The injunction had been handed down by a justice that January and meant, according to the city's lawyer, that Edmonton would have to halt building any new sewer connections that put additional waste into the river. It also gave the city two years "to construct a proper disposal plant," according to a short item published in an Edmonton newspaper. The story indicates that both the province and the city tried to get the injunction softened, to no avail.
Edmonton did have a water treatment plant — it had been built in 1903 in Rossdale, right beside the city's power plant. However, when it was built, the city's population was about 7,000 people (and not all of them were connected to the sewer system.) A decade later, the city had grown tenfold. So the little 1903 plant presumably had trouble keeping up.

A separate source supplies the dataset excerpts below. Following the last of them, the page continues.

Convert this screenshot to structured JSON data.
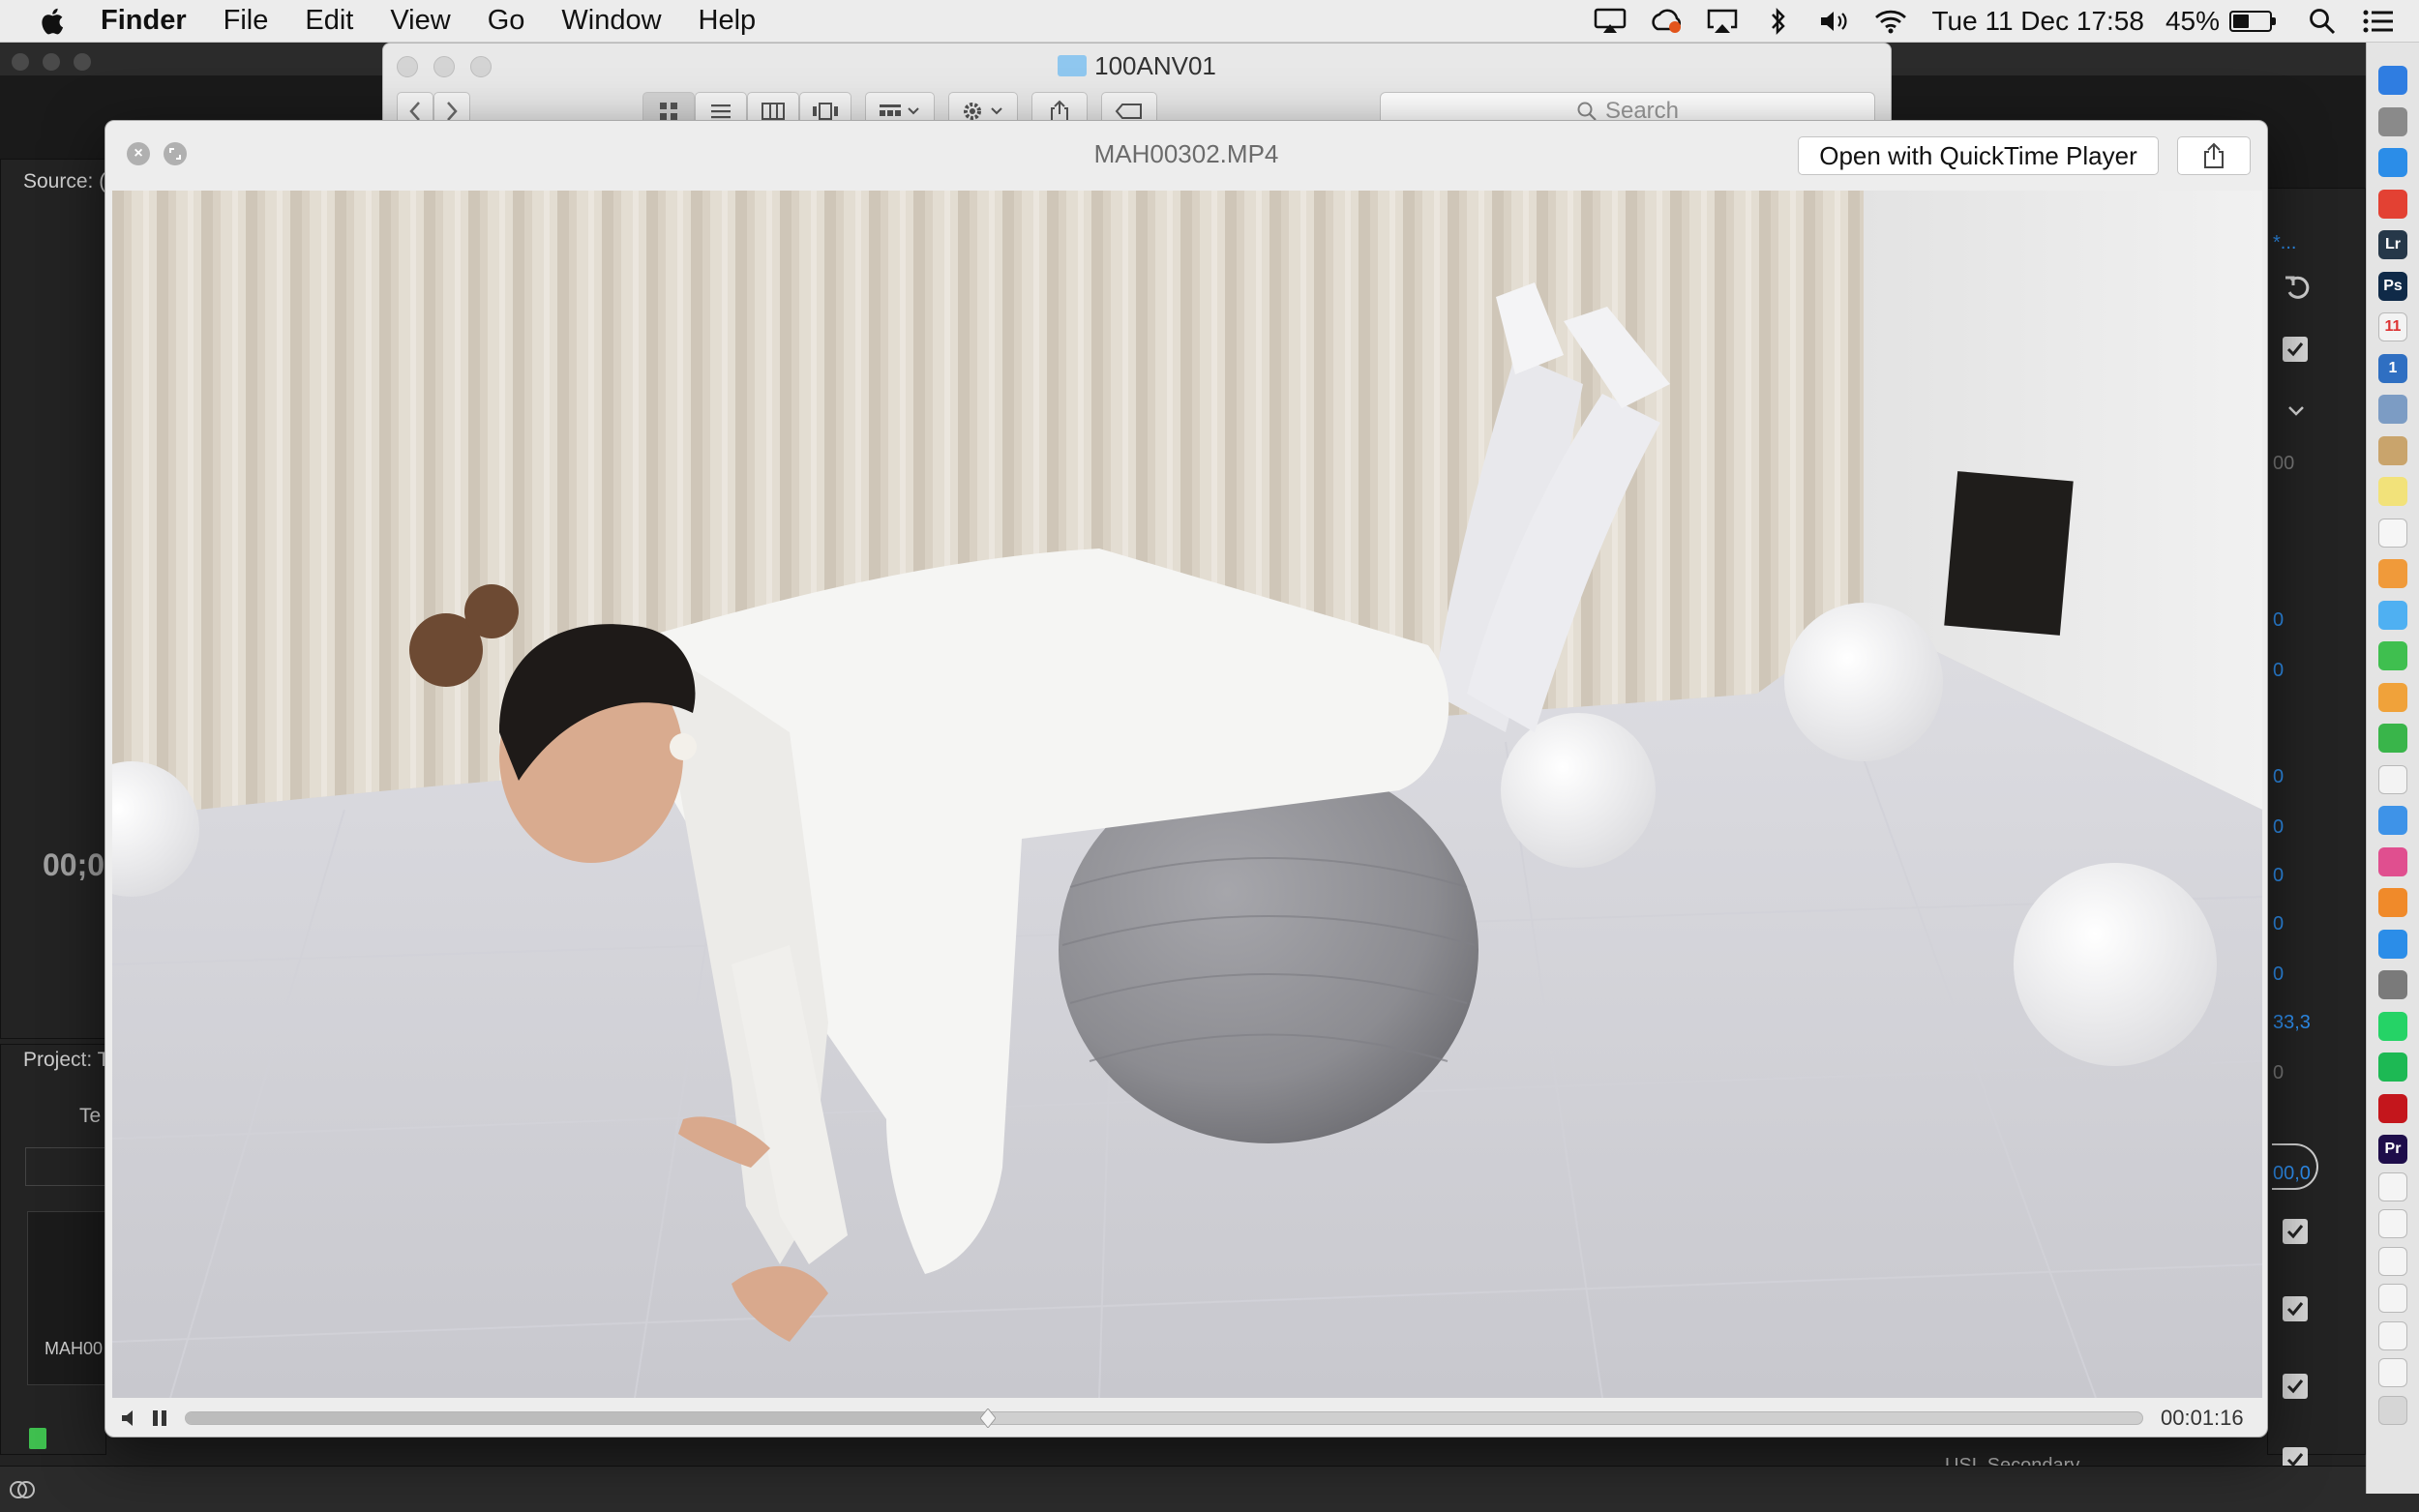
{
  "menubar": {
    "apple_icon": "apple-logo-icon",
    "items": [
      "Finder",
      "File",
      "Edit",
      "View",
      "Go",
      "Window",
      "Help"
    ],
    "clock": "Tue 11 Dec  17:58",
    "battery_percent": "45%",
    "battery_level": 0.45,
    "status_icons": [
      "airplay-display-icon",
      "creative-cloud-icon",
      "screen-mirroring-icon",
      "bluetooth-icon",
      "volume-icon",
      "wifi-icon",
      "battery-icon",
      "spotlight-search-icon",
      "notification-center-icon"
    ]
  },
  "premiere": {
    "source_label": "Source: (",
    "project_label": "Project: T",
    "project_item": "Te",
    "timecode": "00;0",
    "clip_name": "MAH00",
    "right_values": [
      "*...",
      "00",
      "0",
      "0",
      "0",
      "0",
      "0",
      "0",
      "0",
      "33,3",
      "0",
      "00,0"
    ],
    "track_label": "USL Secondary"
  },
  "finder": {
    "title": "100ANV01",
    "search_placeholder": "Search",
    "icons": [
      "back-icon",
      "forward-icon",
      "icon-view-icon",
      "list-view-icon",
      "column-view-icon",
      "cover-flow-icon",
      "group-icon",
      "action-gear-icon",
      "share-icon",
      "tag-icon"
    ]
  },
  "quicklook": {
    "title": "MAH00302.MP4",
    "open_button": "Open with QuickTime Player",
    "time": "00:01:16",
    "progress": 0.41,
    "icons": [
      "close-icon",
      "fullscreen-icon",
      "share-icon",
      "volume-icon",
      "pause-icon"
    ]
  },
  "dock": {
    "apps": [
      {
        "name": "finder",
        "label": "",
        "color": "#2f7de1"
      },
      {
        "name": "launchpad",
        "label": "",
        "color": "#8a8a8a"
      },
      {
        "name": "safari",
        "label": "",
        "color": "#2b8de8"
      },
      {
        "name": "chrome",
        "label": "",
        "color": "#e34133"
      },
      {
        "name": "lightroom",
        "label": "Lr",
        "color": "#263849"
      },
      {
        "name": "photoshop",
        "label": "Ps",
        "color": "#0f2a48"
      },
      {
        "name": "calendar",
        "label": "11",
        "color": "#f3f3f3"
      },
      {
        "name": "1password",
        "label": "1",
        "color": "#2f6fc2"
      },
      {
        "name": "preview",
        "label": "",
        "color": "#7c9cc4"
      },
      {
        "name": "contacts",
        "label": "",
        "color": "#c9a46c"
      },
      {
        "name": "notes",
        "label": "",
        "color": "#f2e27a"
      },
      {
        "name": "reminders",
        "label": "",
        "color": "#f6f6f6"
      },
      {
        "name": "photos",
        "label": "",
        "color": "#f09a3a"
      },
      {
        "name": "messages",
        "label": "",
        "color": "#4fb0f2"
      },
      {
        "name": "facetime",
        "label": "",
        "color": "#3fbf4f"
      },
      {
        "name": "pages",
        "label": "",
        "color": "#f0a23a"
      },
      {
        "name": "numbers",
        "label": "",
        "color": "#39b54a"
      },
      {
        "name": "textedit",
        "label": "",
        "color": "#f3f3f3"
      },
      {
        "name": "mail",
        "label": "",
        "color": "#3e93e8"
      },
      {
        "name": "itunes",
        "label": "",
        "color": "#e04f8f"
      },
      {
        "name": "ibooks",
        "label": "",
        "color": "#f08a2a"
      },
      {
        "name": "app-store",
        "label": "",
        "color": "#2b8de8"
      },
      {
        "name": "system-preferences",
        "label": "",
        "color": "#7a7a7a"
      },
      {
        "name": "whatsapp",
        "label": "",
        "color": "#25d366"
      },
      {
        "name": "spotify",
        "label": "",
        "color": "#1db954"
      },
      {
        "name": "acrobat",
        "label": "",
        "color": "#c4161c"
      },
      {
        "name": "premiere",
        "label": "Pr",
        "color": "#1e0d4a"
      },
      {
        "name": "document-1",
        "label": "",
        "color": "#f4f4f4"
      },
      {
        "name": "document-2",
        "label": "",
        "color": "#f4f4f4"
      },
      {
        "name": "document-3",
        "label": "",
        "color": "#f4f4f4"
      },
      {
        "name": "document-4",
        "label": "",
        "color": "#f4f4f4"
      },
      {
        "name": "document-5",
        "label": "",
        "color": "#f4f4f4"
      },
      {
        "name": "document-6",
        "label": "",
        "color": "#f4f4f4"
      },
      {
        "name": "trash",
        "label": "",
        "color": "#d6d6d6"
      }
    ]
  }
}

Population wasn't the only issue. By the 1910s, citizens expected better water service, including bathtubs and indoor toilets, although they had to pay extra for the water for those amenities, to the tune of $8 a year. As a result, a new pump house was built sometime in 1913 or 1914, relieving some of the pressure from so many people relieving themselves.
The city's population growth slowed significantly in the interwar period, and it wasn't until 1941 that a new water treatment plant was built at Rossdale to provide for the city, both to increase capacity and take advantage of new technology.
In 1956, the city opened its first secondary treatment plant at Gold Bar. While primary water treatment uses settling tanks to separate solids, secondary treatment uses filtration and other methods to further purify the water. It was designed to handle about 250,000 people when it was first opened. Now, after decades of upgrades and expansion, it handles water treatment for about 900,000. The E.L. Smith Water Treatment Plant was built in 1978 in southwest Edmonton and saw renovations in 2008.
The science behind water treatment continues to advance; Edmonton's plants now use various methods to clean the water — everything from activated carbon to chemicals to filtration. In 2002, Edmonton became the first major Canadian city to use UV-ray sterilization to destroy bacteria in its water. Upgrades at the Gold Bar plant in 2018 allowed it to turn some of the waste removed from water into agricultural fertilizer. And in August, EPCOR announced plans to continue with a delayed project to add orthophosphate to the city's water early next year to prevent old pipes from leeching lead into the system.